Yellen & Co. also have to be sensitive to three other and perhaps more important criticisms of a continued zero-interest rate policy. First, zero rates have produced a global borrowing binge that along with government entitlement programs has made "the entire developed world … insolvent" according to widely respected hedge fund manager Paul Singer. The International Monetary Fund puts the record-breaking level of global debt at $152 trillion and rising, "a risk to financial stability." The longer the Fed delays reversing its policy, the worse the consequences will be.
Second, many thoughtful critics argue that delaying a rate rise is playing havoc with pension plans, which are under-funded to the tune of a staggering $5-$6 trillion according to Stanford University professor Joshua Rauh, and many of which continue to assume they will earn an astonishing 7.6 percent on their assets according to the National Association of State Retirement Administrators. A perverse effect of low interest rates is that they reduce earnings of pension funds, which requires them to "de-risk" by buying more bonds for their portfolios. The increased demand for bonds raises their price, lowering interest rates further, requiring further de-risking. "Pension schemes end up competing with central banks to buy government debt, creating a mutually reinforcing negative spiral," Ros Altman, until recently UK Minister of State for Pensions points out at a Goldman Sachs forum.
Finally, Fed policy is enriching the already-rich by keeping the price of assets up—shares and homes, primarily—at the expense of small savers who can earn virtually nothing on their tiny rainy-day funds. That exacerbates the rising inequality that has brought the entire system of market capitalism into question, a criticism to which Yellen is more than a little sensitive judging by the speeches she made while in academic life.

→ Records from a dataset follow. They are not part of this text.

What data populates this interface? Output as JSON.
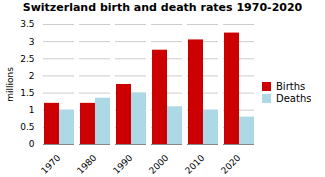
{
  "chart_data": {
    "type": "bar",
    "title": "Switzerland birth and death rates 1970-2020",
    "categories": [
      "1970",
      "1980",
      "1990",
      "2000",
      "2010",
      "2020"
    ],
    "series": [
      {
        "name": "Births",
        "color": "#cc0000",
        "values": [
          1.2,
          1.2,
          1.75,
          2.75,
          3.05,
          3.25
        ]
      },
      {
        "name": "Deaths",
        "color": "#add8e6",
        "values": [
          1.0,
          1.35,
          1.5,
          1.1,
          1.0,
          0.8
        ]
      }
    ],
    "ylabel": "millions",
    "ylim": [
      0,
      3.5
    ],
    "yticks": [
      0,
      0.5,
      1,
      1.5,
      2,
      2.5,
      3,
      3.5
    ],
    "grid": true,
    "legend": "right"
  }
}
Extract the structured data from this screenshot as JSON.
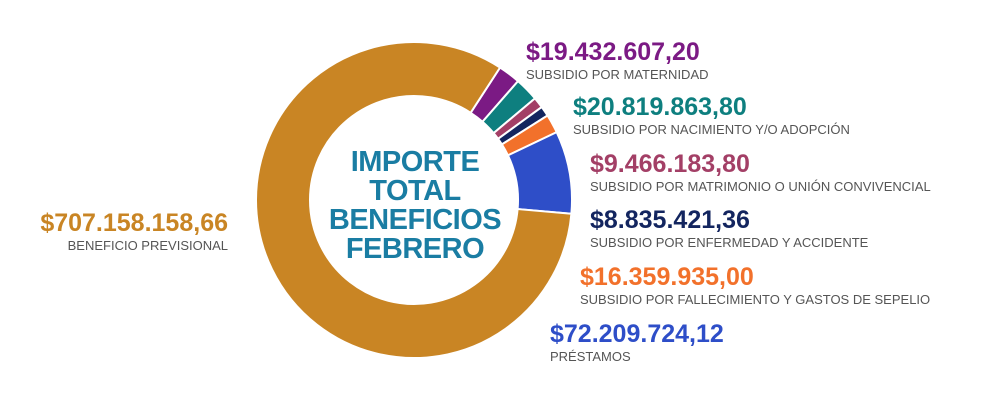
{
  "center_title": {
    "line1": "IMPORTE",
    "line2": "TOTAL",
    "line3": "BENEFICIOS",
    "line4": "FEBRERO"
  },
  "chart_data": {
    "type": "pie",
    "variant": "donut",
    "slices": [
      {
        "label": "SUBSIDIO POR MATERNIDAD",
        "value": 19432607.2,
        "display": "$19.432.607,20",
        "color": "#7b1a84"
      },
      {
        "label": "SUBSIDIO POR NACIMIENTO Y/O ADOPCIÓN",
        "value": 20819863.8,
        "display": "$20.819.863,80",
        "color": "#0e7f7f"
      },
      {
        "label": "SUBSIDIO POR MATRIMONIO O UNIÓN CONVIVENCIAL",
        "value": 9466183.8,
        "display": "$9.466.183,80",
        "color": "#a33f66"
      },
      {
        "label": "SUBSIDIO POR ENFERMEDAD Y ACCIDENTE",
        "value": 8835421.36,
        "display": "$8.835.421,36",
        "color": "#13255f"
      },
      {
        "label": "SUBSIDIO POR FALLECIMIENTO Y GASTOS DE SEPELIO",
        "value": 16359935.0,
        "display": "$16.359.935,00",
        "color": "#f2712b"
      },
      {
        "label": "PRÉSTAMOS",
        "value": 72209724.12,
        "display": "$72.209.724,12",
        "color": "#2e4ec8"
      },
      {
        "label": "BENEFICIO PREVISIONAL",
        "value": 707158158.66,
        "display": "$707.158.158,66",
        "color": "#c98524"
      }
    ]
  }
}
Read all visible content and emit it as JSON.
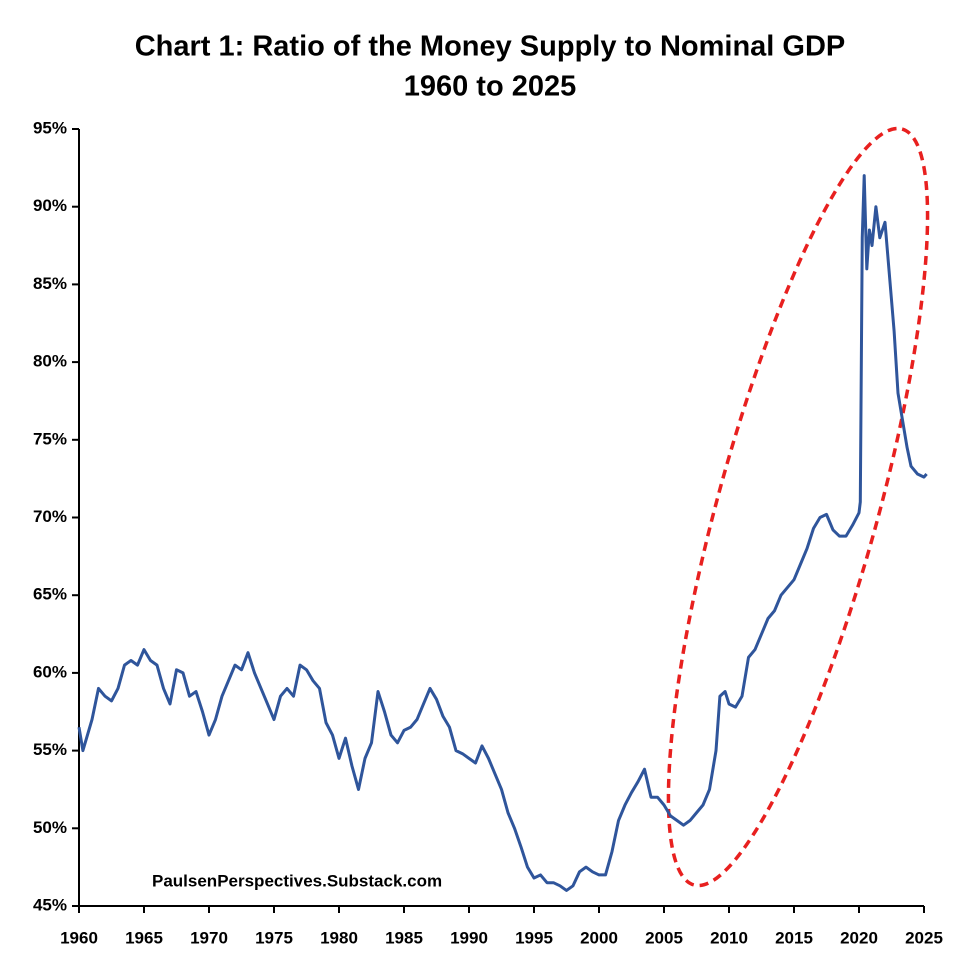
{
  "chart_data": {
    "type": "line",
    "title": "Chart 1: Ratio of the Money Supply to Nominal GDP",
    "subtitle": "1960 to 2025",
    "annotation": "PaulsenPerspectives.Substack.com",
    "xlim": [
      1960,
      2025
    ],
    "xticks": [
      1960,
      1965,
      1970,
      1975,
      1980,
      1985,
      1990,
      1995,
      2000,
      2005,
      2010,
      2015,
      2020,
      2025
    ],
    "ylim": [
      45,
      95
    ],
    "yticks": [
      {
        "value": 45,
        "label": "45%"
      },
      {
        "value": 50,
        "label": "50%"
      },
      {
        "value": 55,
        "label": "55%"
      },
      {
        "value": 60,
        "label": "60%"
      },
      {
        "value": 65,
        "label": "65%"
      },
      {
        "value": 70,
        "label": "70%"
      },
      {
        "value": 75,
        "label": "75%"
      },
      {
        "value": 80,
        "label": "80%"
      },
      {
        "value": 85,
        "label": "85%"
      },
      {
        "value": 90,
        "label": "90%"
      },
      {
        "value": 95,
        "label": "95%"
      }
    ],
    "grid": false,
    "series": [
      {
        "color": "#2f559b",
        "x": [
          1960,
          1960.3,
          1961,
          1961.5,
          1962,
          1962.5,
          1963,
          1963.5,
          1964,
          1964.5,
          1965,
          1965.5,
          1966,
          1966.5,
          1967,
          1967.5,
          1968,
          1968.5,
          1969,
          1969.5,
          1970,
          1970.5,
          1971,
          1971.5,
          1972,
          1972.5,
          1973,
          1973.5,
          1974,
          1974.5,
          1975,
          1975.5,
          1976,
          1976.5,
          1977,
          1977.5,
          1978,
          1978.5,
          1979,
          1979.5,
          1980,
          1980.5,
          1981,
          1981.5,
          1982,
          1982.5,
          1983,
          1983.5,
          1984,
          1984.5,
          1985,
          1985.5,
          1986,
          1986.5,
          1987,
          1987.5,
          1988,
          1988.5,
          1989,
          1989.5,
          1990,
          1990.5,
          1991,
          1991.5,
          1992,
          1992.5,
          1993,
          1993.5,
          1994,
          1994.5,
          1995,
          1995.5,
          1996,
          1996.5,
          1997,
          1997.5,
          1998,
          1998.5,
          1999,
          1999.5,
          2000,
          2000.5,
          2001,
          2001.5,
          2002,
          2002.5,
          2003,
          2003.5,
          2004,
          2004.5,
          2005,
          2005.5,
          2006,
          2006.5,
          2007,
          2007.5,
          2008,
          2008.5,
          2009,
          2009.3,
          2009.7,
          2010,
          2010.5,
          2011,
          2011.5,
          2012,
          2012.5,
          2013,
          2013.5,
          2014,
          2014.5,
          2015,
          2015.5,
          2016,
          2016.5,
          2017,
          2017.5,
          2018,
          2018.5,
          2019,
          2019.5,
          2020,
          2020.1,
          2020.25,
          2020.4,
          2020.6,
          2020.8,
          2021,
          2021.3,
          2021.6,
          2022,
          2022.3,
          2022.7,
          2023,
          2023.3,
          2023.7,
          2024,
          2024.5,
          2025,
          2025.2
        ],
        "values": [
          56.5,
          55,
          57,
          59,
          58.5,
          58.2,
          59,
          60.5,
          60.8,
          60.5,
          61.5,
          60.8,
          60.5,
          59,
          58,
          60.2,
          60,
          58.5,
          58.8,
          57.5,
          56,
          57,
          58.5,
          59.5,
          60.5,
          60.2,
          61.3,
          60,
          59,
          58,
          57,
          58.5,
          59,
          58.5,
          60.5,
          60.2,
          59.5,
          59,
          56.8,
          56,
          54.5,
          55.8,
          54,
          52.5,
          54.5,
          55.5,
          58.8,
          57.5,
          56,
          55.5,
          56.3,
          56.5,
          57,
          58,
          59,
          58.3,
          57.2,
          56.5,
          55,
          54.8,
          54.5,
          54.2,
          55.3,
          54.5,
          53.5,
          52.5,
          51,
          50,
          48.8,
          47.5,
          46.8,
          47,
          46.5,
          46.5,
          46.3,
          46,
          46.3,
          47.2,
          47.5,
          47.2,
          47,
          47,
          48.5,
          50.5,
          51.5,
          52.3,
          53,
          53.8,
          52,
          52,
          51.5,
          50.8,
          50.5,
          50.2,
          50.5,
          51,
          51.5,
          52.5,
          55,
          58.5,
          58.8,
          58,
          57.8,
          58.5,
          61,
          61.5,
          62.5,
          63.5,
          64,
          65,
          65.5,
          66,
          67,
          68,
          69.3,
          70,
          70.2,
          69.2,
          68.8,
          68.8,
          69.5,
          70.3,
          71,
          88,
          92,
          86,
          88.5,
          87.5,
          90,
          88,
          89,
          86,
          82,
          78,
          76.5,
          74.5,
          73.3,
          72.8,
          72.6,
          72.8
        ]
      }
    ]
  }
}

Not that there is uniform agreement that the economy is strong enough to withstand the beginning of successive increases in interest rates. Larry Summers, a leading Democratic policy adviser, continues to read the economic tea leaves through a Keynesian lens to be saying that we are in a period of secular stagnation—demand so low that investment is discouraged and growth held to puny levels. Sales of autos, although still strong by historical standards, are weakening, and are being held up only by price discounting and credit offerings of 72 months at zero interest rates. Housing starts are due to fall because builders are find it difficult buy land that can be developed at a cost that makes starter homes competitive with renting. A rise in rates will strengthen the dollar, driving already-falling exports lower, and an already-rising trade deficit higher. Corporate profits continue to decline, driving business confidence last month to the lowest level ever recorded.
The optimists probably are winning the rate-rise argument right now—until the possibility of a Trump presidency is mentioned, at which point they begin agreeing with his prediction that we are in a bubble about to burst.